Abandoned Clackline Refractory, Perth, WA

Abandoned Clackline Refractory in Perth, Western Australia│Abandoned World Photography Urbex

The tiny, rural town of Clackline dates back to the late 1880s. Western Australia was expanding its railway network, and Clackline was smack bang in the centre of three of those lines. It was the perfect spot to set up an undisturbed industrial town in the middle of nowhere. 

By 1898, it was mostly railway workers residing in the town which by this stage consisted of a school, a Methodist Church, a hotel, and the WA Firebrick Company (a refractory and quarry). 

The WA Firebrick Company had been established by two men, John Ford and James Murray, who were searching for gold, but ended up discovering the fine quality clay that seemed suitable for fired bricks – a resource required to build the railways. 

By 1901, the clay and brick industry was so important to Western Australia, that the brick products from Clackline were used by multiple government departments, the Fremantle Gas Company, and many goldmines. Other users of the bricks included the Railway Department, the Perth Gas Company, the Fremantle smelter, and the Great Boulder Perseverance Company. 

After two years, the refractory changed hands and Bunnings took ownership. In 1903, “the Hunter family” owned it until the 1950s. 

In the late 1960s, the Clackline Refractory underwent an expansion, and reportedly had difficulty recruiting workers due to a shortage of accommodation in the area. It closed in the 1970’s for this reason, but reopened in the 1980’s and using more modern kilns and equipment, started producing clay based ceramic products. By the end of the 1980’s, the machines once again stopped whirring and it has been abandoned ever since. 
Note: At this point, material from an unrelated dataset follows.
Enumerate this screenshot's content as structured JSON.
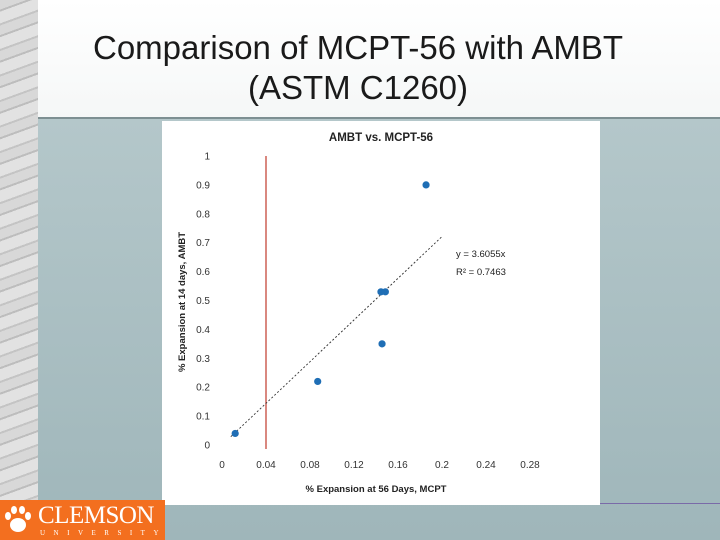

Today, it is a “heritage listed brickworks site” and can even be found on Google Maps. There are still lots of industrial parts lying around the site, including machinery that would have been the workhorses of the site during peak operation. If you go to the refractory as of now (2021), you can see the old kilns, crushers, rail lines and fuel tanks. 

The site expands over hectares, consisting of a mixture of the industrial areas, and vast rolling hills that have been carved and quarried over the many decades. Piles of clay have been dumped and left behind and the man-made holes in the earth are desolate, overgrown, and look like the remnants of a mining town. Burnt out cars and machinery line the paths as you walk through and there are the usual heaps of rubbish strewn about that you would find in most abandoned areas. Overall, it’s ugly and beautiful at the same time.